This is a question that we are asked nearly every day. The reality is that virtually none of us, certainly past the age of 40 “don’t” have aches, pains and carry some kind of restrictive issue. (To give you an idea of how many issues … the average would be 3, up to a dozen).
For the group of people who used to exercise vigorously, going back hard into the exercise that you used to do, is foolhardy and will only last for the short term and often exasperates the condition to a critical level. We don’t want that at all cost!
For those who didn’t exercise vigorously in the first place, you are likely to assume that any exercise will worsen your condition, plus your lack experience in exercise will offer no solutions or possibilities.
The thing to consider is that “exercise” is a very broad term and doesn’t define “what” or “how” in any way.
I have often met with prospective clients who have reported after having a “back issue” or “even surgery”, and their doctor or surgeon has told them “not to exercise”.
Problem is that this was now 9 months ago!
They are still able to go to work and get around but have avoided exercise for these 9 months or sometimes up to 3 or 4 years.
Whilst this advice may have been very valid for the 6-8 weeks after surgery, it was never meant “don’t exercise ever again!”. Plus again, “exercise” means so many different things.
Not doing exercise of any type or form for 6 months will almost certainly have incredibly negative effects on the body, that will more than out weigh the benefits of carefully chosen exercise.
So, what’s to do?….
Firstly once you can walk or move in an adequate fashion after an injury or surgery get your head around the thought that there is “more to gain from exercise than avoiding it”.
The next thing to do is to get great advice and direction.
Whether this is through a recommended Physiotherapist or recommended Personal Trainer etc (the important factor being “recommended” or that they are at least able to demonstrate evidence that generates your confidence).
This will revolve around you feeling very comfortable that they are listening to you and are comprehending your condition and are able to explain a plan that makes sense to you.
Be very wary of the Personal Trainer who will have “his or her personal definition of exercise”, that will have nothing to do with your personal abilities, age or conditions.
So please choose carefully.
You really need to be in compassionate and experienced hands at this point of time.
If you are, you will progress very easily and be very pleased with your results.
The final important factors to this question are the “What” and “How”…. Firstly “What”?
As a general rule, the more options available to what you undertake, the better.
If a treadmill is your only option it will fairly certainly aggravate knee, ankle, hip or shin issues.

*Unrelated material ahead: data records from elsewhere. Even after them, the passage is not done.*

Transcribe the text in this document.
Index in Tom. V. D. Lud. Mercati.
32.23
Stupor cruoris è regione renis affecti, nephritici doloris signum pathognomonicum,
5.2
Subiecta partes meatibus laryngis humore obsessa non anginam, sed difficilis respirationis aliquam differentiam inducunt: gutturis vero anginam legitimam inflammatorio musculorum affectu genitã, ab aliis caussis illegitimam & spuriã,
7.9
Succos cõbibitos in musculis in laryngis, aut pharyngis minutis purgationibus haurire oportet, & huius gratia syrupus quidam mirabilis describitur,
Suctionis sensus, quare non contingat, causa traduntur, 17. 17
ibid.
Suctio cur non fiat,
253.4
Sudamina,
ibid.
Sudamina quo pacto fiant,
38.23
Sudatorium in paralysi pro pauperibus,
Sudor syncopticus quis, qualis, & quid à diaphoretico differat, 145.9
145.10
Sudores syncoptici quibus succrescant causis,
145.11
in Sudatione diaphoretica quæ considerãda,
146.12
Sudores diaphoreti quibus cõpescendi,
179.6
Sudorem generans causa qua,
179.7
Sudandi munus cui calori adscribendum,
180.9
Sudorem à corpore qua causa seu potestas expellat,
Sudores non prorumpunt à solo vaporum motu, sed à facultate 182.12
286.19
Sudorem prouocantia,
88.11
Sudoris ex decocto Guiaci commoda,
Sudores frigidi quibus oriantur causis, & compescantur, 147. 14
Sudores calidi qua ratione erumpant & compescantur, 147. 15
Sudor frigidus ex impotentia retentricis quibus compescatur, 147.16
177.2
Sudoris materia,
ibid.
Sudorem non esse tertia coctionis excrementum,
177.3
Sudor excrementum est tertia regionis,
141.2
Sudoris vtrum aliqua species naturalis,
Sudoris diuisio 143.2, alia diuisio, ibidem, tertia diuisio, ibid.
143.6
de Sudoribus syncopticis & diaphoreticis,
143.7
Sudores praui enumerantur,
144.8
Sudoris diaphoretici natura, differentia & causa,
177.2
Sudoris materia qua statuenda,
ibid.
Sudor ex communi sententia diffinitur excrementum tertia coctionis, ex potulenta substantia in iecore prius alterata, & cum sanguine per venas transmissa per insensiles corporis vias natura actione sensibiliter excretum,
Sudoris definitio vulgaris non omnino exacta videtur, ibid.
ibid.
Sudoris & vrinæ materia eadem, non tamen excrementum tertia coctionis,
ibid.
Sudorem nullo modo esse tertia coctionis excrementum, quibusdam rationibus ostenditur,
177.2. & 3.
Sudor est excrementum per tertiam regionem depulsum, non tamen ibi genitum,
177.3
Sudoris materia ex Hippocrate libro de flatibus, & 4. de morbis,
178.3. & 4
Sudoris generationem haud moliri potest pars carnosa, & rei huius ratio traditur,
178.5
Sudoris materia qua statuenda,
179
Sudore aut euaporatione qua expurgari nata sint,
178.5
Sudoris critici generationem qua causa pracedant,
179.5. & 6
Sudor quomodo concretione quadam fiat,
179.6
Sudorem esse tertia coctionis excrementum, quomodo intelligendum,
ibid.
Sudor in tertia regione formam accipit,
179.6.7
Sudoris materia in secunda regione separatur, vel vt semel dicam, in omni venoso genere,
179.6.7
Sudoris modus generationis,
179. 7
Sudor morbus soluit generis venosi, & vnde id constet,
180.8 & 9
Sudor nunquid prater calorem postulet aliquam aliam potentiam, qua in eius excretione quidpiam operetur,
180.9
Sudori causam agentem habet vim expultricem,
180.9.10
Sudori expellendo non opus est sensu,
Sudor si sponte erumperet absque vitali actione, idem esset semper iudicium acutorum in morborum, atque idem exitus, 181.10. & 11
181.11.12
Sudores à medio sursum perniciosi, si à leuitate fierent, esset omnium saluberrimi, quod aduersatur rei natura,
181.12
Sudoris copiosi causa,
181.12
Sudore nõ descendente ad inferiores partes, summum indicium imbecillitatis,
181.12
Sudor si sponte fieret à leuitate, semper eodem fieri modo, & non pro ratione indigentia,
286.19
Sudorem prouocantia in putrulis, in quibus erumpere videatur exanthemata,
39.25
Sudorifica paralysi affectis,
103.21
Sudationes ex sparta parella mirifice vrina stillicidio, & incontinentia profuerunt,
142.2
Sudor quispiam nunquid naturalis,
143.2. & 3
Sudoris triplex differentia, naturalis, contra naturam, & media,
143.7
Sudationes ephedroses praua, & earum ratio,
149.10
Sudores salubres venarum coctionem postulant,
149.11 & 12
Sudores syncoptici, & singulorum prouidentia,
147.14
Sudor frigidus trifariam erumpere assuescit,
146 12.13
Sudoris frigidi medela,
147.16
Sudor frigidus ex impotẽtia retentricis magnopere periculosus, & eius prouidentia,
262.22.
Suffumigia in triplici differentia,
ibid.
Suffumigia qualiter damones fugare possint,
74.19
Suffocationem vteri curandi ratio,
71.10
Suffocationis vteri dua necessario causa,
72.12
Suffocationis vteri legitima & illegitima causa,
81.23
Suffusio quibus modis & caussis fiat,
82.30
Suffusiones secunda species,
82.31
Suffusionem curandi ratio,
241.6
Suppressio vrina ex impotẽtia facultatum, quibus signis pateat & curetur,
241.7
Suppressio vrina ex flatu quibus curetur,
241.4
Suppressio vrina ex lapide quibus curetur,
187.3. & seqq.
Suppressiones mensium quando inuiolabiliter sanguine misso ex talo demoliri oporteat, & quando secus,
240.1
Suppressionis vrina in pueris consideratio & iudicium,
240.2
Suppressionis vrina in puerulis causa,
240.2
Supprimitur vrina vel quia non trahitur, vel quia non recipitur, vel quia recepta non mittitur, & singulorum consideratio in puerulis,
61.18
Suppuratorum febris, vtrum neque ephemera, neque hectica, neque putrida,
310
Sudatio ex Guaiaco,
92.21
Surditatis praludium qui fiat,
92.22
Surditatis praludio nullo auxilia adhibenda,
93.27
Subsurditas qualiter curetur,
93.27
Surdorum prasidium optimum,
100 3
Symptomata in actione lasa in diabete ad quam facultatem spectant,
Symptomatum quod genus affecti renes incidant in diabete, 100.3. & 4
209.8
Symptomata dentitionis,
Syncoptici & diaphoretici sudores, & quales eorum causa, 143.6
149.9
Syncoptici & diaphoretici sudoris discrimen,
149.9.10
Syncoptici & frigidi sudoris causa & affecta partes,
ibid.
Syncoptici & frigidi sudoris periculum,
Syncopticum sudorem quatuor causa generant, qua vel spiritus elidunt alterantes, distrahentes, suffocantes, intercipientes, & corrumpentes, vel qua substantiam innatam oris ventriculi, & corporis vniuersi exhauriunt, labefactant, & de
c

At best it will ignore a large number of important areas and functions of the body that should be included in your exercise. Similarly if you only have a pair of 2 and 3 kg dumbbells and intend to combine them with a “leisurely walk the dog”, again there will be enormous restrictions on your exercise regime.
What you really need is access to a reasonable range of equipment that will give you hundreds of varied options and challenges that you can progress with over time.
A couple of my “oldest” mates prove this “too much of one thing” scenario, with having gone into marathon running as younger guys, and now in their late 50’s can barely walk without pain because of too much stress of that one single repetitive exercise movement.
Secondly the “How”? …..
This revolves around accessing good advice and motivation for appropriate exercise movements at appropriate levels for you.
And what you are capable of right now will usually be very different in 3 months from now, as your body re adapts to its new expectations. Working as many muscles through a variety of movements, along with appropriate cardiovascular challenge will always be your best friend for maximum progress and safety.
When this is done correctly the human body will rally beautifully and make you feel very proud of your achievements, which will then in turn spur you on to more quality exercise and health improvements.
So, with knowing what varieties of exercise are best for you and being directed to how they are done and to appropriate intensities, the vast majority of us are many times better off exercising around aches and pains.
A well planned, and executed variety of good quality exercise is within almost everyone’s grasp and the good news is that when done appropriately will lead to improved fitness, functional strength and flexibility as the human body “does its thing”, repairs. improves and adapts to its new environment.
It always gives me great pleasure as a Personal Trainer to see physical improvements through exercise, but even more importantly, the improvement in the state of mind in our clients, that had thought that they couldn’t or shouldn’t ever exercise again.